Sen Steve Erdman of Bayard is one of the leading voices for property tax relief in Nebraska (NTV News)

A Nebraska lawmaker drops a bill calling for big–time property tax relief.

“Property taxes is number one, my number one issue,” Sen. Steve Erdman of Bayard said.

For state senators who make their living in agriculture, no issue is more important than tax relief.

“Not only agriculture's paying too many property taxes, your house is too high,” Erdman said.

John Hansen of Nebraska Farmers Union says the state has shifted about $1 billion in school funding a year, away from income and sales to property taxes.

“Our tax system is now cross the center line, cross the other lane and now in the ditch,” he said.

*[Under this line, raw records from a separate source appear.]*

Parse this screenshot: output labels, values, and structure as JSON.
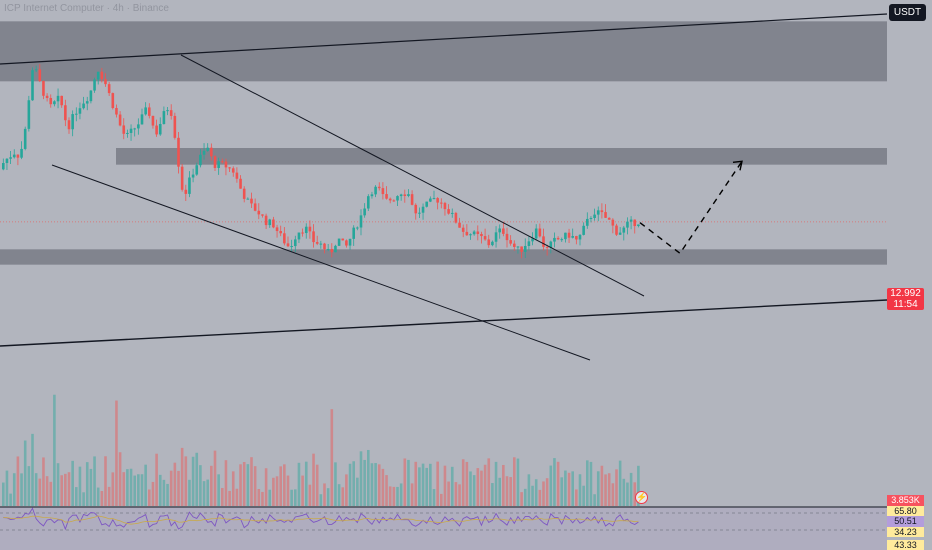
{
  "header": {
    "title": "ICP Internet Computer · 4h · Binance"
  },
  "unit_label": "USDT",
  "price_badge": {
    "price": "12.992",
    "countdown": "11:54"
  },
  "volume_badge": "3.853K",
  "rsi_badges": [
    "65.80",
    "50.51",
    "34.23",
    "43.33"
  ],
  "colors": {
    "background": "#b2b5be",
    "zone": "#787b86",
    "up": "#26a69a",
    "down": "#ef5350",
    "trendline": "#131722",
    "rsi_line": "#7e57c2",
    "rsi_ma": "#ffeb9c"
  },
  "icons": {
    "flash": "lightning-icon"
  },
  "chart_data": {
    "type": "candlestick",
    "symbol_unit": "USDT",
    "last_price": 12.992,
    "y_range": [
      10.8,
      16.2
    ],
    "zones": [
      {
        "name": "resistance-zone-top",
        "from": 15.1,
        "to": 16.0
      },
      {
        "name": "resistance-zone-mid",
        "from": 13.85,
        "to": 14.1
      },
      {
        "name": "support-zone",
        "from": 12.35,
        "to": 12.58
      }
    ],
    "candles": {
      "count": 175,
      "anchors": [
        [
          0,
          13.78
        ],
        [
          10,
          13.95
        ],
        [
          18,
          14.05
        ],
        [
          22,
          13.95
        ],
        [
          28,
          14.4
        ],
        [
          33,
          15.1
        ],
        [
          36,
          15.4
        ],
        [
          39,
          15.2
        ],
        [
          44,
          15.0
        ],
        [
          52,
          14.7
        ],
        [
          62,
          14.85
        ],
        [
          70,
          14.4
        ],
        [
          80,
          14.7
        ],
        [
          92,
          14.9
        ],
        [
          100,
          15.3
        ],
        [
          107,
          15.1
        ],
        [
          114,
          14.8
        ],
        [
          122,
          14.45
        ],
        [
          128,
          14.25
        ],
        [
          134,
          14.35
        ],
        [
          140,
          14.45
        ],
        [
          150,
          14.7
        ],
        [
          158,
          14.3
        ],
        [
          166,
          14.6
        ],
        [
          172,
          14.75
        ],
        [
          176,
          14.45
        ],
        [
          180,
          13.95
        ],
        [
          186,
          13.35
        ],
        [
          194,
          13.7
        ],
        [
          202,
          13.95
        ],
        [
          210,
          14.1
        ],
        [
          216,
          13.85
        ],
        [
          226,
          13.85
        ],
        [
          236,
          13.75
        ],
        [
          244,
          13.45
        ],
        [
          252,
          13.25
        ],
        [
          260,
          13.15
        ],
        [
          268,
          13.0
        ],
        [
          276,
          12.95
        ],
        [
          284,
          12.75
        ],
        [
          292,
          12.6
        ],
        [
          300,
          12.85
        ],
        [
          308,
          12.9
        ],
        [
          316,
          12.7
        ],
        [
          324,
          12.65
        ],
        [
          332,
          12.5
        ],
        [
          340,
          12.75
        ],
        [
          348,
          12.6
        ],
        [
          356,
          12.85
        ],
        [
          364,
          13.1
        ],
        [
          372,
          13.45
        ],
        [
          380,
          13.5
        ],
        [
          388,
          13.3
        ],
        [
          396,
          13.35
        ],
        [
          404,
          13.45
        ],
        [
          412,
          13.4
        ],
        [
          418,
          13.1
        ],
        [
          426,
          13.2
        ],
        [
          438,
          13.35
        ],
        [
          446,
          13.25
        ],
        [
          456,
          13.05
        ],
        [
          466,
          12.85
        ],
        [
          476,
          12.8
        ],
        [
          484,
          12.75
        ],
        [
          492,
          12.65
        ],
        [
          500,
          12.85
        ],
        [
          506,
          12.85
        ],
        [
          514,
          12.65
        ],
        [
          522,
          12.55
        ],
        [
          530,
          12.7
        ],
        [
          540,
          12.9
        ],
        [
          548,
          12.55
        ],
        [
          556,
          12.7
        ],
        [
          564,
          12.75
        ],
        [
          572,
          12.8
        ],
        [
          580,
          12.7
        ],
        [
          588,
          12.95
        ],
        [
          596,
          13.15
        ],
        [
          604,
          13.1
        ],
        [
          612,
          13.0
        ],
        [
          618,
          12.85
        ],
        [
          624,
          12.85
        ],
        [
          630,
          12.95
        ],
        [
          640,
          13.0
        ]
      ]
    },
    "projection": [
      [
        640,
        12.98
      ],
      [
        680,
        12.52
      ],
      [
        742,
        13.9
      ]
    ],
    "volume": {
      "last": "3.853K"
    },
    "rsi": {
      "value": "50.51",
      "levels": [
        "65.80",
        "34.23"
      ]
    }
  }
}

With five years of declining farm income, Senator Dan Hughes says Nebraska can’t kill the golden goose, something he’s emphasizing to metro area senators.

“Just to make sure they understand the largest industry in the state of Nebraska is on its knees and property taxes is contributing to that,” Hughes said.

As bills are introduced, Erdman is up first with a proposal he calls the 50-50 plan.

Here’s how it works; If your local property tax bill is $1000, roughly $600 goes to your local school.

Erdman’s plan would create a 50 percent credit, applied towards income taxes.

In his example, that would be $300 back.

Governor Ricketts calls it a fantasy, saying it’ll cost a billion dollars and take money from important services.

Senator Curt Friesen, a Hamilton County corn grower doesn’t go that far, but has doubts.

He said of Erdman’s bill, “If at the end of the day that's the last thing standing, I'll support it. It wouldn't be my first choice how we go about fixing our property tax situation. It does nothing with how we fund K-12 schools, which is something I've always said we need to address.”

Friesen would like to work on the school funding side of the equation.

The governor has previously tried to change the way farm land is valued for tax purposes.

Erdman says if another proposal can save taxpayers a billion dollars, he’ll support it.

If not, he wants voters to decide by putting it on the ballot through the initiative process.

He said, “We hope that we get those signatures soon.”